Para Minuchin (1982), Minuchin e Fishman (1990), Neuburger (1999), Penso (2003), Minuchin, Lee e Simon (2008) Sanchez (2012) a família é uma unidade funcional, um lugar onde o sujeito encontra suas matrizes relacionais e constrói sua identidade. A partir dessas falas fica evidente que há uma espécie de ruptura relacional, que não permite com que essas mulheres em seu papel de filha, se identifiquem com suas mães, muito menos se sintam pertencentes ao núcleo familiar. Segundo Ausloos (1996) nas famílias com histórico de uso de drogas, mesmo com o rompimento com o núcleo familiar, o indivíduo acaba por manter o mesmo padrão relacional da família de origem, pois não se individua deste núcleo primário, o que não permite reeditar sua história familiar.

A mãe de Cristiane não cuidava e não tinha uma boa relação com a filha, deixando-a na rua. A mãe de Claudia agredia a filha, não fez uma aliança com a filha, quando esta começou a namorar, empurrando-a para fora de casa. A mãe de Camila era a provedora, mas tinha um vínculo empobrecido com a mesma, com um diálogo empobrecido, falando apenas o necessário. Roldan e Galera (2005) afirmam que a falta de relações afetivas fortes na vida familiar durante a infância torna difícil para as mulheres desenvolver uma identidade materna no futuro. Isto limita as possibilidades de experiências positivas em contato físico, o cuidado infantil e a socialização.

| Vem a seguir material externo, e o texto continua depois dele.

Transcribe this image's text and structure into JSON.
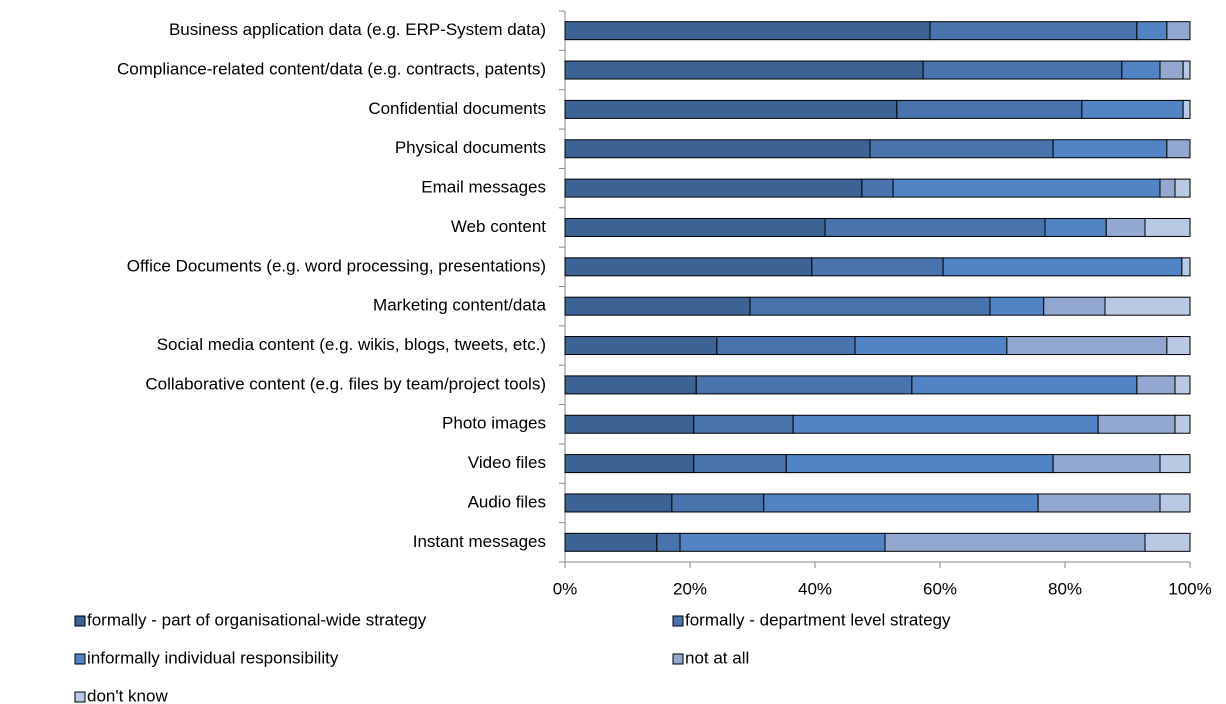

A contribuição de uma relação afetiva adequada na vida familiar é a de fornecer uma estrutura psicológica para que as mulheres possam assumir as responsabilidades maternas. A falta de tal relacionamento contribui para conflitos e vergonha (culpa), o que leva a mulher a sentir uma sensação de fracasso no seu papel de mãe e algumas dificuldades em aceitar suas responsabilidades maternas.

Para Kumpfer e Fowler (2007) a boa comunicação entre pais e filhos principalmente no que tange às regras familiares sobre uso de drogas é um fator importante na sua prevenção. Entretanto, para as autoras, as filhas tendem a ser influenciáveis pelas suas relações familiares, sendo a falta de apego seguro entre pais e filhos, a falta de investimento afetivo e supervisão assim como a falta de comunicação dos valores familiares, fortes indutores para o uso de substâncias.

Penso e Sudbrack (2004) estudando o processo identitário do filho portador de um sintoma como a dependência de drogas, constataram que este ocupa o lugar de filho

“parentalizado” que cumpre papel do pai dentro do sistema familiar, tornando-se “prisioneiro” da relação com a mãe. No caso das mulheres usuárias de drogas aqui estudadas esse processo de parentalização não ocorre, talvez pela falta da figura do pai dentro da família. Em decorrência da falta de identificação com a linhagem materna essas mulheres acabam rompendo com núcleo familiar em busca de outros contextos de pertencimento.